Nor did the district court abuse its discretion by failing to admit photographs taken of the home of Gonzalez’s parents. These depicted the scene ten months after the time period in question, so that then-purported relevance depended entirely on the testimony of Gonzalez’s mother; the photos were more illustrations of her testimony than of the way the scene looked at the pertinent time. As they were essentially cumulative to that testimony, the district court did not abuse its discretion in determining the photos to be irrelevant.

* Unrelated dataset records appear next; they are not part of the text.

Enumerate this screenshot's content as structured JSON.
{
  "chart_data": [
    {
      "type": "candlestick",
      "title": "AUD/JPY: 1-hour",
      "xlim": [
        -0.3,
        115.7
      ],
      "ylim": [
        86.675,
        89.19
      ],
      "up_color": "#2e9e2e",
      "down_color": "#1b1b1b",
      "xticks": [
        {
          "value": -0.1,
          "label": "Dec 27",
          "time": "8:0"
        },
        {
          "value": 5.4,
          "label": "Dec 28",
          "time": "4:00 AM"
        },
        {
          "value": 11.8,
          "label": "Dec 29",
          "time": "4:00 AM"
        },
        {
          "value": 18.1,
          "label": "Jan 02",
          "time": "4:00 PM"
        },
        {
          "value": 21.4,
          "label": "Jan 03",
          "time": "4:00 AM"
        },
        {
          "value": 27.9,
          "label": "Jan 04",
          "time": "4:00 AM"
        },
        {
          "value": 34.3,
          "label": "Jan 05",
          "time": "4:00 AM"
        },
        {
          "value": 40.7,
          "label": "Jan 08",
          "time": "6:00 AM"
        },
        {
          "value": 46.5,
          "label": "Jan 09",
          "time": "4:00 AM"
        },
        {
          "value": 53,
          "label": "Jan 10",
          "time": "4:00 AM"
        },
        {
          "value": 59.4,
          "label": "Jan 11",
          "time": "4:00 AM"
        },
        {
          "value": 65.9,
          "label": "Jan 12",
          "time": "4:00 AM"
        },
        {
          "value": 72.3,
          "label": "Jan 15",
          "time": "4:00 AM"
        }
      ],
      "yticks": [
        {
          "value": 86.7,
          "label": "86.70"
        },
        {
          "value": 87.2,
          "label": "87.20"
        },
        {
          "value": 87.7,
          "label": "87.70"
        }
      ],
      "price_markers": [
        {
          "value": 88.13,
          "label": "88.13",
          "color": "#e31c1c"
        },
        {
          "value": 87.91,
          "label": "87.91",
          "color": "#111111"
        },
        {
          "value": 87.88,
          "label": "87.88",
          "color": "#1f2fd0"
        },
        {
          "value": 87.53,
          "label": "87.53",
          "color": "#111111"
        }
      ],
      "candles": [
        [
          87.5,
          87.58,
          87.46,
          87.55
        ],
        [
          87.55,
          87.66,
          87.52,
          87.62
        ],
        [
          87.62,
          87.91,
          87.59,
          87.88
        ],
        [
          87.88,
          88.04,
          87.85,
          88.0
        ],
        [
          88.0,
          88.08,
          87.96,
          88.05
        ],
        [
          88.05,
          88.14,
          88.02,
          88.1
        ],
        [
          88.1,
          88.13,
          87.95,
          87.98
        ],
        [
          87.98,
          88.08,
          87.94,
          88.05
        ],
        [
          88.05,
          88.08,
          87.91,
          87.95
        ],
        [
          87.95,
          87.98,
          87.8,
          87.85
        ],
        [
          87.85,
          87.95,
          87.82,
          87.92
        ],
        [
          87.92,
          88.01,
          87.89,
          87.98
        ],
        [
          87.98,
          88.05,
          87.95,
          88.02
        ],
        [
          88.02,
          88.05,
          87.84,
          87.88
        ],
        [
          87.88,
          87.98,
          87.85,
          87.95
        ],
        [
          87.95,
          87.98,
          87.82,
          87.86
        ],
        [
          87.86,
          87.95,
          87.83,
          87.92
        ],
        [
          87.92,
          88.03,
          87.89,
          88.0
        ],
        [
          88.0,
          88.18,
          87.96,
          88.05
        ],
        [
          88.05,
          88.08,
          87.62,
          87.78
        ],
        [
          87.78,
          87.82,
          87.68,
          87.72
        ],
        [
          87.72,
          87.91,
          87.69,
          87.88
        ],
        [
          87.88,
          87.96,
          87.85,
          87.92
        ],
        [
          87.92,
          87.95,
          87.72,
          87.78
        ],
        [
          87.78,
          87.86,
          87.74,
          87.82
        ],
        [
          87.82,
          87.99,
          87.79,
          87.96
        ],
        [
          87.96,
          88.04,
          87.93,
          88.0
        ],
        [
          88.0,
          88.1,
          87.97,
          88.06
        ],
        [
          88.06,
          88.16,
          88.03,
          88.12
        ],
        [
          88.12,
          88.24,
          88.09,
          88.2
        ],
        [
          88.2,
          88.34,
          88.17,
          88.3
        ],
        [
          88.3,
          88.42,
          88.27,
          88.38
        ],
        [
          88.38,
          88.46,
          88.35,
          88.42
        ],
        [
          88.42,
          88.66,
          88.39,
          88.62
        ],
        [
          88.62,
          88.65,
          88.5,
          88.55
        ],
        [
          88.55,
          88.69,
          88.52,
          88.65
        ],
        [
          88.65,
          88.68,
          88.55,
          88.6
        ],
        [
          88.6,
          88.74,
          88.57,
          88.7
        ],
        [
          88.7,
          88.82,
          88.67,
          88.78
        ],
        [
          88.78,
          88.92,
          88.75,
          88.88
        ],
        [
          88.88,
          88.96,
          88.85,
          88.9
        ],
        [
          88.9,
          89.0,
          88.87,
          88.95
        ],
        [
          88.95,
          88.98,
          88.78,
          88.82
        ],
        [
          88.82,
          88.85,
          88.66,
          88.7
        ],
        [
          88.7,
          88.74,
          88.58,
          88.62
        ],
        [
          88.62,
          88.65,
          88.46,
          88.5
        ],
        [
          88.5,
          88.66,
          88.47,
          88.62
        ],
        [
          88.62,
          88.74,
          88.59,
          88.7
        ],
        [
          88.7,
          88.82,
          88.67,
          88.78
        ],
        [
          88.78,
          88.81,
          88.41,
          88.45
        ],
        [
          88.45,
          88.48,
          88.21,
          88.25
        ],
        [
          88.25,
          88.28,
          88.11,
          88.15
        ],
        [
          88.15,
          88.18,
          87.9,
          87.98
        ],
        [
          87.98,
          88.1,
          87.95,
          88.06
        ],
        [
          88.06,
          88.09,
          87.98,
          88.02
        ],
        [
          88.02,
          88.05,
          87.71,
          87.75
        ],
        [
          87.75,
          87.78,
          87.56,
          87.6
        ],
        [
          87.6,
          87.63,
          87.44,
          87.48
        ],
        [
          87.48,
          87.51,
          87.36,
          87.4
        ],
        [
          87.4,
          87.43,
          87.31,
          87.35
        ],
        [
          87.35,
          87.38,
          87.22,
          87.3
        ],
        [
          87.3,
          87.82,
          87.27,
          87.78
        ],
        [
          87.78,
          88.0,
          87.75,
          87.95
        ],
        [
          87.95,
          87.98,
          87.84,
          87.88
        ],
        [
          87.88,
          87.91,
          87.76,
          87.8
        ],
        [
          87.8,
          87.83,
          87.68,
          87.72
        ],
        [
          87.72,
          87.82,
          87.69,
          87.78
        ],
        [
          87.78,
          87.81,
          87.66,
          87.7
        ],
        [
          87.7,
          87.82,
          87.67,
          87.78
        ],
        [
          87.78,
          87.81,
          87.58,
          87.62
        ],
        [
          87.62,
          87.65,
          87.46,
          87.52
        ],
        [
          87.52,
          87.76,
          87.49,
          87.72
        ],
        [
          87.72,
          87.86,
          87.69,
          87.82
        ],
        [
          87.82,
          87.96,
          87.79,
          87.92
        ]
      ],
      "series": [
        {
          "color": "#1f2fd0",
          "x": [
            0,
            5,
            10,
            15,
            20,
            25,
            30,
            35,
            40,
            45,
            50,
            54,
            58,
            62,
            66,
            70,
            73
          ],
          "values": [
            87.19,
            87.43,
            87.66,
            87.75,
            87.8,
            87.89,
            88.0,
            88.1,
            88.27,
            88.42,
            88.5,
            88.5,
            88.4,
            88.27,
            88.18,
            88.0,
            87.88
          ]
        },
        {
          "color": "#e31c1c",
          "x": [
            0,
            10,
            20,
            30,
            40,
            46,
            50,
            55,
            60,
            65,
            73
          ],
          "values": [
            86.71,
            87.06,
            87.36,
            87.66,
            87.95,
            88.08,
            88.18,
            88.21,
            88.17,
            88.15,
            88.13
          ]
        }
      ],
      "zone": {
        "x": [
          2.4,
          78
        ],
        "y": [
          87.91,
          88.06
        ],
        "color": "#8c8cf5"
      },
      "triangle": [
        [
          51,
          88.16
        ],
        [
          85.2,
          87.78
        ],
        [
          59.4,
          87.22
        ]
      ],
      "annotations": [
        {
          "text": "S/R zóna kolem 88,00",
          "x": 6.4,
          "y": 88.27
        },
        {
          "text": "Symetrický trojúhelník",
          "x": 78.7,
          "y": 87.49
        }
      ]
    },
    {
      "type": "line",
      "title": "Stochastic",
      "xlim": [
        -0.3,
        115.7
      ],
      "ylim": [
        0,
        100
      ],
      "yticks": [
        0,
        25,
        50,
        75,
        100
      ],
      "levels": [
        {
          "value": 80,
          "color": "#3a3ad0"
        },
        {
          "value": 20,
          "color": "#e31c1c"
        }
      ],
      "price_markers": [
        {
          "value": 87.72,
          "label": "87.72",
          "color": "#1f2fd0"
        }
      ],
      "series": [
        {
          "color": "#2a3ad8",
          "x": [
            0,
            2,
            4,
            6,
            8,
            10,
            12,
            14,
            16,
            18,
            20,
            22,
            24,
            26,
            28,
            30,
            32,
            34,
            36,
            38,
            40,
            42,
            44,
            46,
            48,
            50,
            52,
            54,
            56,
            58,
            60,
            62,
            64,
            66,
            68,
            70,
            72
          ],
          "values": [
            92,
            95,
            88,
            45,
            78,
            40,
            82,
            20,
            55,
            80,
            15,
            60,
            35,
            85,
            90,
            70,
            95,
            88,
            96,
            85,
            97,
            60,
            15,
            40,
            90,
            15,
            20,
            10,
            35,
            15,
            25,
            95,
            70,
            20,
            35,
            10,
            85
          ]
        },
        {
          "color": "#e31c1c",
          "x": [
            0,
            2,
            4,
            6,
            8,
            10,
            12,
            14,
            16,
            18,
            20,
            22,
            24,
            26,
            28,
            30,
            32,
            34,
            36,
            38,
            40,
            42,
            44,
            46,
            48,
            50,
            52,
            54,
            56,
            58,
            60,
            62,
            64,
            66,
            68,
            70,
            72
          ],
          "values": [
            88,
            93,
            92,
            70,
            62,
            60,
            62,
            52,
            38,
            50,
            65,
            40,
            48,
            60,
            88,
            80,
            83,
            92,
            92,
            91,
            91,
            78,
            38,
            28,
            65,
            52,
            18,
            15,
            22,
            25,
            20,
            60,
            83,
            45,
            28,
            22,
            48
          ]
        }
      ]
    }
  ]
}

Finally, the district court did not err in refusing Gonzalez’s proposed jury instruction. In § 924(a)(1), “the term ‘knowingly’ merely requires proof of knowledge of the facts that constitute the offense.” Bryan v. United States, 524 U.S. 184, 193, 118 S.Ct. 1939, 141 L.Ed.2d 197 (1998); see also Dixon v. United States, — U.S. —, 126 S.Ct. 2437, 2441,165 L.Ed.2d 299 (2006). Although Gonzalez argues that the Government’s theory suggested that he harbored an intent to deceive, this cannot alter the elements of the crime; there was no need to instruct the jury on an “intent to deceive” requirement not present in the statute.

AFFIRMED.

This disposition is not appropriate for publication and is not precedent except as provided by 9th Cir. R. 36-3.